Loss of Rental Income (Coverage D)

If a covered event (fire, windstorm, etc.) makes your property uninhabitable, this coverage reimburses the rental income you lose while the property is being repaired. This is critical for landlords who depend on that cash flow.

Medical Payments (Coverage F)

Pays medical bills for people injured on your property regardless of fault. Limits are typically $1,000–$5,000. This is designed to handle minor injuries without a lawsuit.

What's NOT Covered

  • Tenant's personal belongings — that's what renters insurance (HO-4) is for. Require your tenants to carry it.
  • Flooding — requires a separate flood policy (especially important in Florida)
  • Wear and tear / maintenance — leaky roofs from age, plumbing corrosion, pest damage
  • Intentional damage by the landlord
  • Tenant damage / vandalism — some policies exclude this; check your policy or add an endorsement
  • Mold — often excluded or limited; may need a separate endorsement
  • Sinkhole damage — Florida-specific concern; may require separate coverage

How Much Does Rental Property Insurance Cost?

Costs vary based on the property's value, location, age, construction type, and coverage level:

  • DP1 policy: $800–$1,500/year for a typical Florida rental
  • DP3 policy: $1,200–$3,000/year for a typical Florida rental

Factors that increase your premium:

  • Older properties (especially roof age — insurers in Florida are very focused on this)
  • Coastal locations or high-risk flood zones
  • Properties with pools or trampolines
  • Higher coverage limits and lower deductibles
  • Claims history on the property

Florida-Specific Considerations

  • Hurricane/wind deductible: Most Florida DP policies have a separate hurricane deductible, typically 2–5% of the dwelling coverage amount.
  • Roof age: Many Florida insurers won't write a policy on a property with a roof older than 15–20 years. Some require a roof inspection before binding coverage.
  • Sinkhole coverage: Florida law requires insurers to offer catastrophic ground cover collapse coverage, but full sinkhole coverage is an optional endorsement.
  • Vacancy: If your rental property is vacant for more than 30–60 days, your coverage may be reduced or voided. Notify your insurer if a unit will be vacant for an extended period.
  • Short-term rentals (Airbnb/VRBO): Standard DP policies typically do not cover short-term rentals. You'll need a specialized short-term rental policy or endorsement.

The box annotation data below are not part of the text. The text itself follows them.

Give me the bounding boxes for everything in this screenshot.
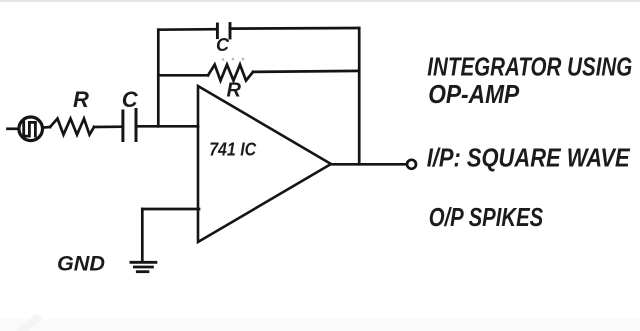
- capacitor C (input) plate left: [121, 111, 124, 141]
- op-amp U1 741 triangle: [198, 86, 331, 242]
- wire feedback top right: [230, 27, 359, 30]
- capacitor C (input) plate right: [135, 110, 138, 141]
- wire output: [331, 163, 407, 166]
- source VG1 square-wave generator circle: [19, 117, 43, 141]
- wire non-inverting input horizontal: [142, 208, 199, 211]
- svg-text:R: R: [73, 87, 89, 112]
- bottom border strip: [0, 319, 640, 331]
- capacitor C (feedback) plate left: [216, 24, 219, 38]
- svg-text:C: C: [122, 87, 139, 112]
- resistor R (feedback): [208, 65, 253, 81]
- source VG1 square-wave glyph: [24, 122, 36, 136]
- wire to ground vertical: [141, 209, 144, 262]
- svg-text:GND: GND: [57, 253, 105, 276]
- svg-text:R: R: [227, 80, 242, 102]
- wire feedback resistor right: [253, 71, 359, 72]
- svg-text:OP-AMP: OP-AMP: [428, 79, 520, 109]
- wire R to C: [94, 125, 122, 128]
- wire feedback resistor left: [158, 74, 208, 77]
- wire junction up to feedback: [157, 30, 160, 127]
- svg-text:741 IC: 741 IC: [209, 140, 257, 160]
- watermark remnant bottom-left: [16, 314, 43, 331]
- wire input stub: [8, 127, 19, 130]
- svg-text:INTEGRATOR USING: INTEGRATOR USING: [427, 52, 632, 82]
- output terminal circle: [407, 160, 416, 169]
- ground symbol bar 3: [137, 270, 148, 273]
- resistor R (input): [50, 119, 94, 135]
- svg-text:O/P SPIKES: O/P SPIKES: [429, 202, 544, 232]
- ground symbol bar 1: [131, 261, 156, 264]
- svg-text:I/P: SQUARE WAVE: I/P: SQUARE WAVE: [427, 142, 631, 172]
- dotted mark above feedback resistor: [222, 58, 245, 61]
- wire feedback top left: [158, 28, 217, 31]
- top border strip: [0, 0, 640, 2]
- wire C to op-amp inverting input: [136, 125, 198, 128]
- wire feedback right vertical: [358, 28, 361, 164]
- svg-text:C: C: [216, 35, 230, 55]
- wire source to R: [43, 126, 50, 129]
- capacitor C (feedback) plate right: [229, 24, 232, 39]
- ground symbol bar 2: [134, 266, 152, 269]
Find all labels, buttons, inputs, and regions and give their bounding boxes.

How to Save on Rental Property Insurance

  • Bundle multiple rental properties with the same insurer
  • Increase your deductible to $2,500 or $5,000
  • Update the roof, plumbing, electrical, and HVAC to modern standards
  • Install wind mitigation features (hurricane shutters, clips, straps)
  • Get a wind mitigation inspection — can save 10–40% on wind premium
  • Require tenants to carry renters insurance (reduces your liability exposure)
  • Maintain a claims-free history on the property
  • Shop around annually — the Florida market changes every year
Pro Tip for Multi-Property Owners

If you own 4+ rental properties, ask about a commercial landlord package or blanket dwelling policy. These bundle multiple properties under one policy with shared limits, often at a lower per-property cost than individual DP3 policies.

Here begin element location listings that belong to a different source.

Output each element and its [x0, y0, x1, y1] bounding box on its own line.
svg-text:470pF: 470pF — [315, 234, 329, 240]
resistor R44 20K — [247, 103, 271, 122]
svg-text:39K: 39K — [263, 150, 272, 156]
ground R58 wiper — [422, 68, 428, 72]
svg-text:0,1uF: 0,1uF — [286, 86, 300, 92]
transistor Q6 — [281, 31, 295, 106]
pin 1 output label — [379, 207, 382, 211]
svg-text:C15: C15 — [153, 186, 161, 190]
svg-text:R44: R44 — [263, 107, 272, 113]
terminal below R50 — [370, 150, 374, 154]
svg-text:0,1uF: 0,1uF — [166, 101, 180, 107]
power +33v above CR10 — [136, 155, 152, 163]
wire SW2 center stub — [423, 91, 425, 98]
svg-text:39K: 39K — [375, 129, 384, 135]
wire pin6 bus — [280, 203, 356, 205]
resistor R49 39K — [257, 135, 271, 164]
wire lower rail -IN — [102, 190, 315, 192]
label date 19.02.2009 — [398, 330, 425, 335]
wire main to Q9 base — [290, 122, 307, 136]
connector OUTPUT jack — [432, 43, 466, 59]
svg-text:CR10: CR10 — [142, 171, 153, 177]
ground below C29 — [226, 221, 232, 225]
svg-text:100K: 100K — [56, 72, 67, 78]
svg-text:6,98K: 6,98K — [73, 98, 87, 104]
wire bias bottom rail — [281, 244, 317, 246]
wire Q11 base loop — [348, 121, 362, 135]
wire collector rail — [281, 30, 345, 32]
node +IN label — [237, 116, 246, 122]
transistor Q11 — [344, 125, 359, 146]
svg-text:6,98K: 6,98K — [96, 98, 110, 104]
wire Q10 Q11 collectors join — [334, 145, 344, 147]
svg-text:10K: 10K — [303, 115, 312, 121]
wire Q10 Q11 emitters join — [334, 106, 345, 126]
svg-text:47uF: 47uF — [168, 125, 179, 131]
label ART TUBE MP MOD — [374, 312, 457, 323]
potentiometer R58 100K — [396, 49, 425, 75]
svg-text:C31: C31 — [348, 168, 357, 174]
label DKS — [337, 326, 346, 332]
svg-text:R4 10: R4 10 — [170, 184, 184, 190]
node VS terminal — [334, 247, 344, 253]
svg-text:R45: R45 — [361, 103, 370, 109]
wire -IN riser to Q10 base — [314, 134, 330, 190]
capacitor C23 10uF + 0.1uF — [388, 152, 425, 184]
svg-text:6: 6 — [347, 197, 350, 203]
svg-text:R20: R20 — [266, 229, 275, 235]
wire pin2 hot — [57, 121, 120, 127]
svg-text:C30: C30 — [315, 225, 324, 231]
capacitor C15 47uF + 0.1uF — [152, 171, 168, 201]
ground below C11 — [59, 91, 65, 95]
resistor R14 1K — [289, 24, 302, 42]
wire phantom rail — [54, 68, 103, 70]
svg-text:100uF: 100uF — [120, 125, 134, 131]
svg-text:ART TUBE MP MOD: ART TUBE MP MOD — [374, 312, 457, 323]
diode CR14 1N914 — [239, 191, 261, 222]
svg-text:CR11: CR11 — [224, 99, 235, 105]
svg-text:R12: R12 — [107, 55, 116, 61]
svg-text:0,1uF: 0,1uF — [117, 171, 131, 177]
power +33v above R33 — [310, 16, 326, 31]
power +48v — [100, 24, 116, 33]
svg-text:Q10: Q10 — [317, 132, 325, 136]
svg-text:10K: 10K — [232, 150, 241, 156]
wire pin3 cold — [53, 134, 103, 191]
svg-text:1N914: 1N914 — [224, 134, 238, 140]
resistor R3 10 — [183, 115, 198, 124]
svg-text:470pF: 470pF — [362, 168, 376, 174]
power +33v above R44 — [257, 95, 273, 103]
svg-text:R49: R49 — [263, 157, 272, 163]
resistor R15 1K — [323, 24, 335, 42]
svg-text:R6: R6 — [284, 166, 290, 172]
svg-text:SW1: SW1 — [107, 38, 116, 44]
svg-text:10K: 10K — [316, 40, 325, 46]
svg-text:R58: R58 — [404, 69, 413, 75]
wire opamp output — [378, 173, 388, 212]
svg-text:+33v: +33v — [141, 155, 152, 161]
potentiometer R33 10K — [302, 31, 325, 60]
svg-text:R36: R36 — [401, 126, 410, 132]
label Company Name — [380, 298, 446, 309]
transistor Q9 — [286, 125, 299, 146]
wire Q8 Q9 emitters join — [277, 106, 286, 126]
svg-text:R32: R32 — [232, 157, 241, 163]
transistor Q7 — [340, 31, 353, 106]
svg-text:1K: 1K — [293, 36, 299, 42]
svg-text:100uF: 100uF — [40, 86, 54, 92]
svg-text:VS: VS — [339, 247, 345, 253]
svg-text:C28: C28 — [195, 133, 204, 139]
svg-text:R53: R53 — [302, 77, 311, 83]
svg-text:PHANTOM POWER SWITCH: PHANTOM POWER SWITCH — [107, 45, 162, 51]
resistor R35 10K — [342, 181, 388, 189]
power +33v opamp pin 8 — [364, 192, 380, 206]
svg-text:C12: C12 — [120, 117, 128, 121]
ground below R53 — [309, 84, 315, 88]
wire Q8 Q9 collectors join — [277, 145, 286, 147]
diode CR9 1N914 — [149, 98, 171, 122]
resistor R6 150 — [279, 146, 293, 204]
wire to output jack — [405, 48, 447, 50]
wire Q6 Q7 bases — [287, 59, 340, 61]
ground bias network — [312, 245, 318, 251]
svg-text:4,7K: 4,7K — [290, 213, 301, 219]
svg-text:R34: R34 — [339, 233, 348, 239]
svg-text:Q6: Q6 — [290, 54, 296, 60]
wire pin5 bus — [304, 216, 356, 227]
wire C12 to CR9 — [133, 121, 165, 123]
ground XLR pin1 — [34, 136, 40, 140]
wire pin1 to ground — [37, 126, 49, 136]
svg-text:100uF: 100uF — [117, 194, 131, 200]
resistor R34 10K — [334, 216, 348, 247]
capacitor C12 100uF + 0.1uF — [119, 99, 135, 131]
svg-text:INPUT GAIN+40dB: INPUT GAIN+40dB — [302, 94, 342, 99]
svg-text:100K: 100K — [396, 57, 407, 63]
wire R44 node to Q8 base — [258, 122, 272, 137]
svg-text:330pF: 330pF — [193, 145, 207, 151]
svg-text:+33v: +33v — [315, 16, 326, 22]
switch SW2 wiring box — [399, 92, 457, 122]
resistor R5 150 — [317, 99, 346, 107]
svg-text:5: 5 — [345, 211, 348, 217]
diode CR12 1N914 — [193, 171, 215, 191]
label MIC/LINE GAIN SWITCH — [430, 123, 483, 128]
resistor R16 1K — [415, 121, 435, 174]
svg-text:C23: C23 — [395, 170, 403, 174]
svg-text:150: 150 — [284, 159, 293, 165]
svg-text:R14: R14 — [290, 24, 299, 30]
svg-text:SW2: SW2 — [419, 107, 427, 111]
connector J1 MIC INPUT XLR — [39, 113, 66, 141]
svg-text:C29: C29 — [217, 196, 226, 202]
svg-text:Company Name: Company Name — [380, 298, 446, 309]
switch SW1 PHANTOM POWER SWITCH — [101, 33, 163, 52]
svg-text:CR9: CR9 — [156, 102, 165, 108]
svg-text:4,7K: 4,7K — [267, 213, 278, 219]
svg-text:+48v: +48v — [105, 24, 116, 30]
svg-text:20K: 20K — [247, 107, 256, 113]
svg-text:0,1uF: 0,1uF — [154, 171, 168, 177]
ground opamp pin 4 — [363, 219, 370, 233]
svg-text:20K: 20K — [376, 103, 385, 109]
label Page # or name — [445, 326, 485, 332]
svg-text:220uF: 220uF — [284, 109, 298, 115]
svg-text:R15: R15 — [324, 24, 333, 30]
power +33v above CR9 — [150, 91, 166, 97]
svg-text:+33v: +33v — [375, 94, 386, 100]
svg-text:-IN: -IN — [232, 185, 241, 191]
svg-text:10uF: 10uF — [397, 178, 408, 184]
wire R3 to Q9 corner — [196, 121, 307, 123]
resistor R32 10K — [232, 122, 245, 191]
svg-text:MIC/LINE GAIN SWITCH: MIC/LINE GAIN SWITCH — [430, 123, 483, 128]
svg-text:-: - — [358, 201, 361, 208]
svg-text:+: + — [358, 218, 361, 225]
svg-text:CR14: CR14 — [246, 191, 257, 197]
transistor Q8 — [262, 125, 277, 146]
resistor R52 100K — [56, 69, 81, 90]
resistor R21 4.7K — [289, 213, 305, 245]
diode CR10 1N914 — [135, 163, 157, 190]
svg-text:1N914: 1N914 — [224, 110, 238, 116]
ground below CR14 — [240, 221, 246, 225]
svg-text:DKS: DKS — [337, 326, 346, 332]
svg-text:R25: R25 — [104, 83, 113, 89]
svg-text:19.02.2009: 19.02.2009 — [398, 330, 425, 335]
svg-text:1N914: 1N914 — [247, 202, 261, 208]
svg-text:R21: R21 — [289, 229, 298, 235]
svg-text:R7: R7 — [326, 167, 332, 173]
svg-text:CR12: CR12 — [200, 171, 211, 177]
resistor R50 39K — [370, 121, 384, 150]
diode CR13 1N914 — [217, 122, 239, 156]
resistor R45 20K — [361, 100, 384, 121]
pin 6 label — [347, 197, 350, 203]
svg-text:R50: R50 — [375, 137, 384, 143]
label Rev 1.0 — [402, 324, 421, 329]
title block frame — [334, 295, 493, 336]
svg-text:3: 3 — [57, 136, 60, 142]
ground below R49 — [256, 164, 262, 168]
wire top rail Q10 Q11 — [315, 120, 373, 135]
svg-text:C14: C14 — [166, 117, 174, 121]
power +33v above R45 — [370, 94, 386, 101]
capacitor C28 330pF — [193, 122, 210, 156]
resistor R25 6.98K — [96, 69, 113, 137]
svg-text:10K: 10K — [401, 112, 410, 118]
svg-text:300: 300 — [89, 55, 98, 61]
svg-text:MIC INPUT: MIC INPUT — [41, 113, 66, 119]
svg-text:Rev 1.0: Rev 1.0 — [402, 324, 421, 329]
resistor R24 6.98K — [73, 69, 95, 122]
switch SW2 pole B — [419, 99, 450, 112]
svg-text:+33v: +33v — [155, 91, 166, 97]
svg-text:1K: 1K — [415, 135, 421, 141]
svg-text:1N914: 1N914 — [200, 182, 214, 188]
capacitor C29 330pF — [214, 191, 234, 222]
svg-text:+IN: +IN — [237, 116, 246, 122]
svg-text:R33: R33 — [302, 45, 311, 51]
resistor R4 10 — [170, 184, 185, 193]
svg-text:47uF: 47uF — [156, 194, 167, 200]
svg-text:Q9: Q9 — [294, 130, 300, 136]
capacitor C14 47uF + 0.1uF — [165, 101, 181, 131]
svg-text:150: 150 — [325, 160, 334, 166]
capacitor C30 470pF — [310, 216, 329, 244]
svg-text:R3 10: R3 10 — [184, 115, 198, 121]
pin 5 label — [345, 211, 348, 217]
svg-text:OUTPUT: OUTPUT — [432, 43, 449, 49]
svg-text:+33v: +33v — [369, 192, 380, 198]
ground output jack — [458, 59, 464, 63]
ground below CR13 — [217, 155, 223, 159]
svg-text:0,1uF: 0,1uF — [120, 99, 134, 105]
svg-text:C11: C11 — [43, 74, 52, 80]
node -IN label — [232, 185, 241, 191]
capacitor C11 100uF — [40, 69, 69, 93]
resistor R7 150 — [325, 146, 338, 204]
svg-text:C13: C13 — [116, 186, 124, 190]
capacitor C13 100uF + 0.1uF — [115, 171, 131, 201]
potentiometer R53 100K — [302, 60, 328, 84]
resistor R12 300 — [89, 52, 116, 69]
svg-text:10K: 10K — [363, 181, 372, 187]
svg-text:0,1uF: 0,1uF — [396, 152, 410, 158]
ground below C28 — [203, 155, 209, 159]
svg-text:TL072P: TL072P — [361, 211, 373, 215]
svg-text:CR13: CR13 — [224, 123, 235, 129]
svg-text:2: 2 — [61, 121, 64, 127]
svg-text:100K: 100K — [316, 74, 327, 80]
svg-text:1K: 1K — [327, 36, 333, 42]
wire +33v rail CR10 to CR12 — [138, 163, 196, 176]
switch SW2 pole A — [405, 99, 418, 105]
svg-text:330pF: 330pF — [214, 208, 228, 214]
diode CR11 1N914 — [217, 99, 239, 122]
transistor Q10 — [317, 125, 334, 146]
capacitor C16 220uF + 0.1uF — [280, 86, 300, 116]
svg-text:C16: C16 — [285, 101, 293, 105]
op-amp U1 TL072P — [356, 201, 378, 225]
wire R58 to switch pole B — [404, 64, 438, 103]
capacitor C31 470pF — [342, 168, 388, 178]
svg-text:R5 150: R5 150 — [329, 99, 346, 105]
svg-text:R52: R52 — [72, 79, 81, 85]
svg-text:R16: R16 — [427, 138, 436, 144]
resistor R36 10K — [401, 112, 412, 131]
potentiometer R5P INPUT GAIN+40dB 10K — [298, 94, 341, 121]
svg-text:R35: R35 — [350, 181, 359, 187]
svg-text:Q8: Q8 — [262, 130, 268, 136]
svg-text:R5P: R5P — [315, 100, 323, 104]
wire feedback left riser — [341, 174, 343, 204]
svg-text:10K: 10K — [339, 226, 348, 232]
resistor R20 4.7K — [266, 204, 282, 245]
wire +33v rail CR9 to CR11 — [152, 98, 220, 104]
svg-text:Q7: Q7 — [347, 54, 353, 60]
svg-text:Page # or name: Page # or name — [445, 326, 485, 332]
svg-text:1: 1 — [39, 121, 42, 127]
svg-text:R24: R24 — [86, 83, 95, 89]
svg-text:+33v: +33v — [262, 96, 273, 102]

Require Your Tenants to Carry Renters Insurance

This is one of the smartest things a landlord can do. A renters insurance policy (HO-4) costs your tenant just $15–$30/month and covers:

  • Their personal belongings (your landlord policy doesn't)
  • Their liability if they cause damage to the unit
  • Their temporary living expenses if displaced

Include a renters insurance requirement in your lease. It protects them, it protects you, and it reduces the likelihood that you'll face a lawsuit from a tenant after a loss.